Et cela rejaillit sur son entourage : Nate va lui aussi s'affirmer, le coach Beard se rendre compte qu'il n'y a pas que le jeu dans l'existence, Rebecca qu'elle ne veut pas que Richmond soit relégué, Roy finir sa dernière saison en beauté...

Les acteurs anglais sont formidables, ça on le savait, mais le charme ici, c'est de les voir entourer un acteur américain et d'observer le malicieux contraste entre eux, de faire de ce contraste un ressort comique efficace mais surtout un échange constructif entre deux manières de jouer. Hannah Waddingham incarne une femme forte mais amère qui va reconnaître se tromper d'ennemi et de cause, avec beaucoup de classe. Juno Temple est très drôle et charmante en groupie avec quand même beaucoup de tempérament. Brett Goldstein et Phil Dunster forment un duo imparable en vétéran râleur et en jeunot insolent. Et c'est chouette de revoir Anthony Stewart Head, le Giles de Buffy contre les vampires, en vieux beau qui nargue son ex au bras de la bombe Keeley Hazell.

Mais bien entendu, ce show ne serait pas ce qu'il est sans Jason Sudeikis. Par chez nous, ce n'est pas une star alors qu'aux Etats-Unis, c'est l'archétype du comédien habitué aux rôles de brave type, qui fut même en couple avec le superbe Olivia Wilde.
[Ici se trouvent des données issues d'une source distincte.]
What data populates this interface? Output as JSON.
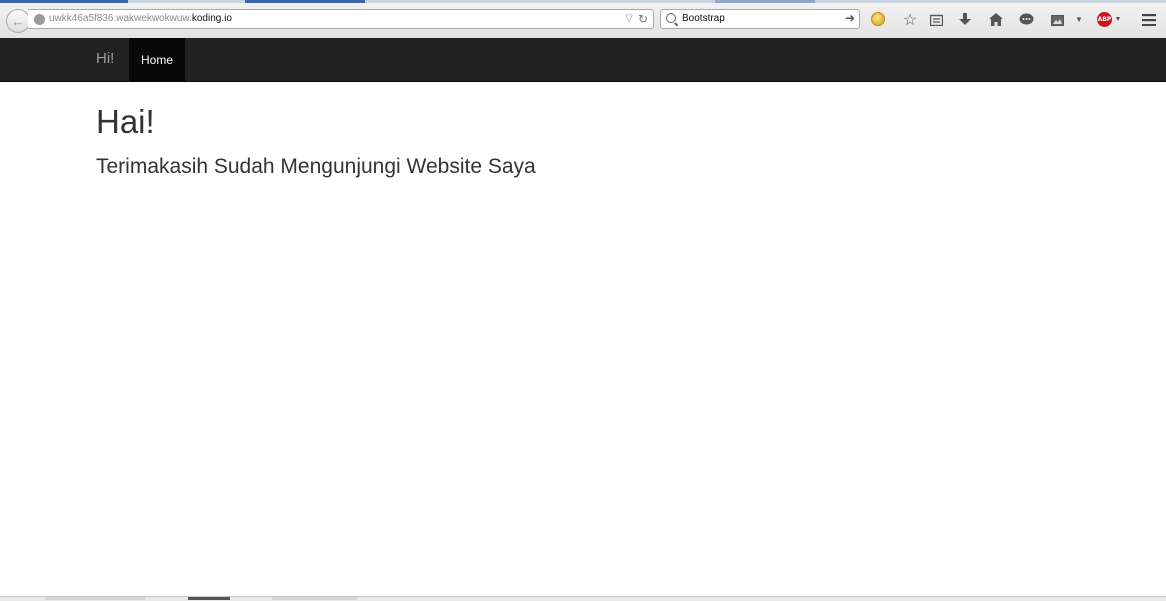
{
  "browser": {
    "url_host_muted": "uwkk46a5f836.wakwekwokwuw.",
    "url_host_domain": "koding.io",
    "search_value": "Bootstrap",
    "abp_label": "ABP",
    "icons": [
      "back-arrow-icon",
      "globe-icon",
      "dropdown-icon",
      "reload-icon",
      "search-icon",
      "go-arrow-icon",
      "extension-smiley-icon",
      "star-icon",
      "reading-list-icon",
      "download-icon",
      "home-icon",
      "chat-icon",
      "screenshot-icon",
      "menu-dropdown-icon",
      "adblock-icon",
      "hamburger-menu-icon"
    ]
  },
  "navbar": {
    "brand": "Hi!",
    "items": [
      {
        "label": "Home",
        "active": true
      }
    ],
    "bg_color": "#222222",
    "active_bg_color": "#080808"
  },
  "main": {
    "heading": "Hai!",
    "lead": "Terimakasih Sudah Mengunjungi Website Saya"
  },
  "colors": {
    "text": "#333333",
    "abp": "#c9161d"
  }
}
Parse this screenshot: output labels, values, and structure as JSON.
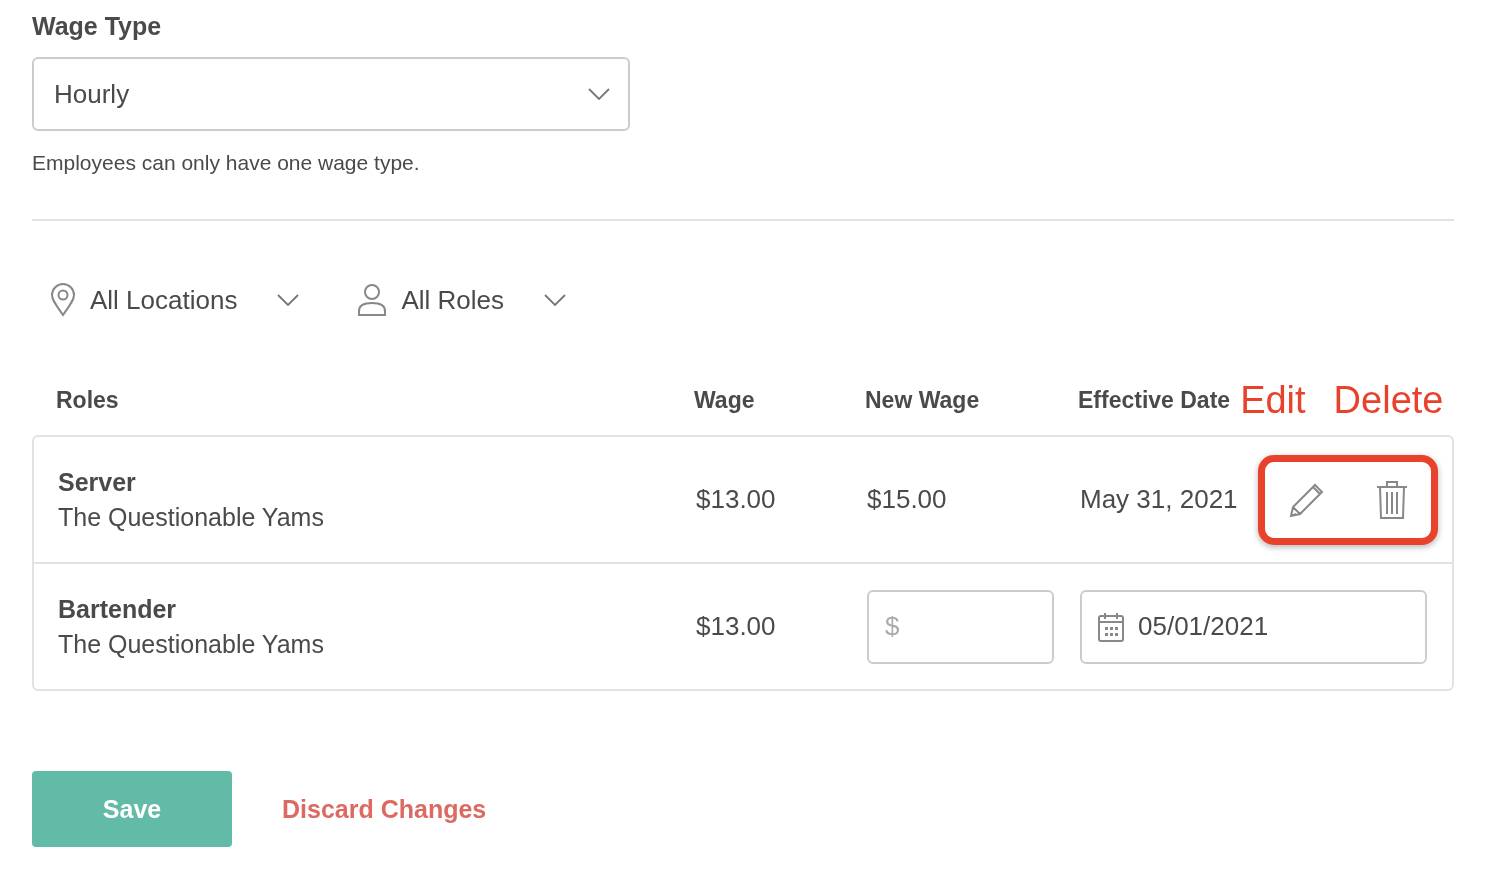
{
  "wage_type": {
    "label": "Wage Type",
    "value": "Hourly",
    "hint": "Employees can only have one wage type."
  },
  "filters": [
    {
      "kind": "location",
      "label": "All Locations"
    },
    {
      "kind": "role",
      "label": "All Roles"
    }
  ],
  "table": {
    "columns": [
      "Roles",
      "Wage",
      "New Wage",
      "Effective Date"
    ],
    "annotations": [
      "Edit",
      "Delete"
    ],
    "rows": [
      {
        "kind": "scheduled",
        "role": "Server",
        "location": "The Questionable Yams",
        "wage": "$13.00",
        "new_wage": "$15.00",
        "effective_date": "May 31, 2021"
      },
      {
        "kind": "editable",
        "role": "Bartender",
        "location": "The Questionable Yams",
        "wage": "$13.00",
        "new_wage_placeholder": "$",
        "effective_date": "05/01/2021"
      }
    ]
  },
  "buttons": {
    "save": "Save",
    "discard": "Discard Changes"
  }
}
Ce rôle, c'est celui de sa vie, il se l'est écrit et il le campe avec un naturel impeccable. Vous n'allez pas aimer Ted Lasso vous allez avoir envie de l'avoir comme ami. Il est impossible de lui résister. C'est le héros le plus sympa qu'on ait vu à la télé depuis des lustres.

Alors que la saison 3 est actuellement diffusée, je ne vais pas tarder à me lancer dans la 2 (peut-être ferais-je quand même un crochet par autre chose avant, histoire de ne pas tout regarder trop vite). Mais j'espère que mon coup de coeur sera partagé.